Hi, CP. As for your first question, please see
this.
As for the second question, it depends. It is true that you want to understand missing data, but not always true that you have to actually *do* something. Sometimes listwise deletion is fine.
I do not advise you to add constants to the data, but to begin with the
Missing Values Analysis feature in SPSS. Select the variables of interest and run Little's test of MCAR (missing completely at random). If that comes back non-significant, then ignoring missing data (MISSING=LISTWISE) may be OK; PAIRWISE can also be used if you want to make better use of the available data.
If, however, Little's test comes back significant, then most likely the data are
at least MAR (missing at random; see
here for a better understanding of MCAR vs. MAR). In that event, you do
not want PAIRWISE or MEANSUB (which I don't recommend anyway, since substituting the mean does nothing more than underestimate the covariance and give the analysis degrees of freedom it doesn't necessarily warrant having - see the first few chapters of Little and Rubin's 1987 book on analysis with missing data to learn more about all of that).
Sorry; this is kind of a difficult subject but, as you already know, missingness in data is important to understand.

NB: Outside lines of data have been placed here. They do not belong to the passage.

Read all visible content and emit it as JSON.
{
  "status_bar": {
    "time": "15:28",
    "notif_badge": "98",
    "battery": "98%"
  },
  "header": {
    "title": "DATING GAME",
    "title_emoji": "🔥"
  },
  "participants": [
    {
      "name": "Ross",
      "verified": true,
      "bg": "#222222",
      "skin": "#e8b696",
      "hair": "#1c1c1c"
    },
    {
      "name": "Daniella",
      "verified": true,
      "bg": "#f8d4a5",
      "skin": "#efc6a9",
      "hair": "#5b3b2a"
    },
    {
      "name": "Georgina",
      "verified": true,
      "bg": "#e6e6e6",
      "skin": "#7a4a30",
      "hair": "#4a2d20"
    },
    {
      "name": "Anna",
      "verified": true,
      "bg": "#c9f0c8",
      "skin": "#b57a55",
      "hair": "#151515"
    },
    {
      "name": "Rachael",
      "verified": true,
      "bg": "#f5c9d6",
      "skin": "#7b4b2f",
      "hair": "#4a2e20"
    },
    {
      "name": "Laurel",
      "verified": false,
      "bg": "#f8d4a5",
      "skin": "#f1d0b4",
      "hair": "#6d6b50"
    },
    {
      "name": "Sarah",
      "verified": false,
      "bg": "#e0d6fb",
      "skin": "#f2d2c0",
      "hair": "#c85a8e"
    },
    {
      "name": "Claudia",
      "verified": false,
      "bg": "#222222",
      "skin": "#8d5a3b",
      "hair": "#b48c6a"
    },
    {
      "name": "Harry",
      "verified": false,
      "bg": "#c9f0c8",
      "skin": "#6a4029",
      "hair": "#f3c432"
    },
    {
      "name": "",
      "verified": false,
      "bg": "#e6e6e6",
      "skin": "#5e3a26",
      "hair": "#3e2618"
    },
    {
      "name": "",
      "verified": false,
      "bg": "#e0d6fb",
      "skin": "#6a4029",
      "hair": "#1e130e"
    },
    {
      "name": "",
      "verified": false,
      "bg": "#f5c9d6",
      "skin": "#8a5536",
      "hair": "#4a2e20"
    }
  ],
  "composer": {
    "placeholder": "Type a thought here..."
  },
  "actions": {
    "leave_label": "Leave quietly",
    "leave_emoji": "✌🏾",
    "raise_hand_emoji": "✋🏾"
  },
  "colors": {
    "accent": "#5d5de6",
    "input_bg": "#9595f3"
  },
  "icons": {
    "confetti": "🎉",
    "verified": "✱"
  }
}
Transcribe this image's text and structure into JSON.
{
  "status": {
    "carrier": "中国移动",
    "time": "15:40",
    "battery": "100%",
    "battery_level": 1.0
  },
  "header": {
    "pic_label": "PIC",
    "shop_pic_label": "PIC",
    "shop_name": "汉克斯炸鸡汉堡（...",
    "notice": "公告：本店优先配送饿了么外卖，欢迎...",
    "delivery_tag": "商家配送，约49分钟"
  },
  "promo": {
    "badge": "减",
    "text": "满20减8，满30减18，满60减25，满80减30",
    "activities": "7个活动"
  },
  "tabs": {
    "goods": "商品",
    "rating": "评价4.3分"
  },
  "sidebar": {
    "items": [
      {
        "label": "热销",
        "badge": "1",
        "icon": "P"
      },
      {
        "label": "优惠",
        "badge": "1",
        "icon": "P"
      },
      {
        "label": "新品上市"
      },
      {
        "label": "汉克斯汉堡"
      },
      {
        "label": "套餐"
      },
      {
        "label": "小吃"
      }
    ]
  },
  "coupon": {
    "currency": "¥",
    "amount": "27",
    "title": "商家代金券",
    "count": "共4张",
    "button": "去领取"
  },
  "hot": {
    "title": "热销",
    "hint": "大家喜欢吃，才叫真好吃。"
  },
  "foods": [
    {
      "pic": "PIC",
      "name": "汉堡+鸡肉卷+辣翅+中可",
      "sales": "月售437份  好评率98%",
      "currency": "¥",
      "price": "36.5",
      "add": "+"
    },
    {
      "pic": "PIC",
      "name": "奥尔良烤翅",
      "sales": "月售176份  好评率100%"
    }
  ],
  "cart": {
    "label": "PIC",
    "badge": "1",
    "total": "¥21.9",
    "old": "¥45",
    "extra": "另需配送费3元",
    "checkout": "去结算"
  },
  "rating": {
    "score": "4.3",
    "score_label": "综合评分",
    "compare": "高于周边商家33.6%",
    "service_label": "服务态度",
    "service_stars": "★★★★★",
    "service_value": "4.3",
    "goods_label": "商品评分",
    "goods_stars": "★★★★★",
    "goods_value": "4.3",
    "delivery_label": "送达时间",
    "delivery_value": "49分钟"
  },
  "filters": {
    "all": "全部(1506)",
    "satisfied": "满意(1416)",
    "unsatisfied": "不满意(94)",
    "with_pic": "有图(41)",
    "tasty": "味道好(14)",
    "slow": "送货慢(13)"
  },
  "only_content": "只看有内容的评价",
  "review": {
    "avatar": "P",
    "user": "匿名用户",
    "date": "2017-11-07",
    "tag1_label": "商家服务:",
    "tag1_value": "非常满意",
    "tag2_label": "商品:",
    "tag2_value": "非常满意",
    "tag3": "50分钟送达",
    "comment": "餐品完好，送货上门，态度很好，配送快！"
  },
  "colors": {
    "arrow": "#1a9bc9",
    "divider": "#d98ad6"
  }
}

------------------------------
Rick Marcantonio
Quality Assurance
IBM
------------------------------
Original Message:
Sent: Tue November 23, 2021 02:52 AM
From: CP T
Subject: PCA for animal stomach food composition?
Hi, I'm doing PCA on the stomach food composition of 13 animals species and their 6 types of food composition measured in percentage in a scale of 0-100%.
Question 1:
Since all 6 variables are measured on the same scale (0-100%), let said despite of missing data (it is natural that some food are consumed by some but no others), and some low (~0-20%) vs high (~90-100%) values, is data standardization required here?
Question 2:
My understanding is that missing data in PCA need to be deal with. Consider the nature of the missing data in my case, what suggestion would you give? Should I fill in the missing values with calculated standardized data, mean imputation technique, or replace them with constant?
Thank you.
------------------------------
CP T
------------------------------
#SPSSStatistics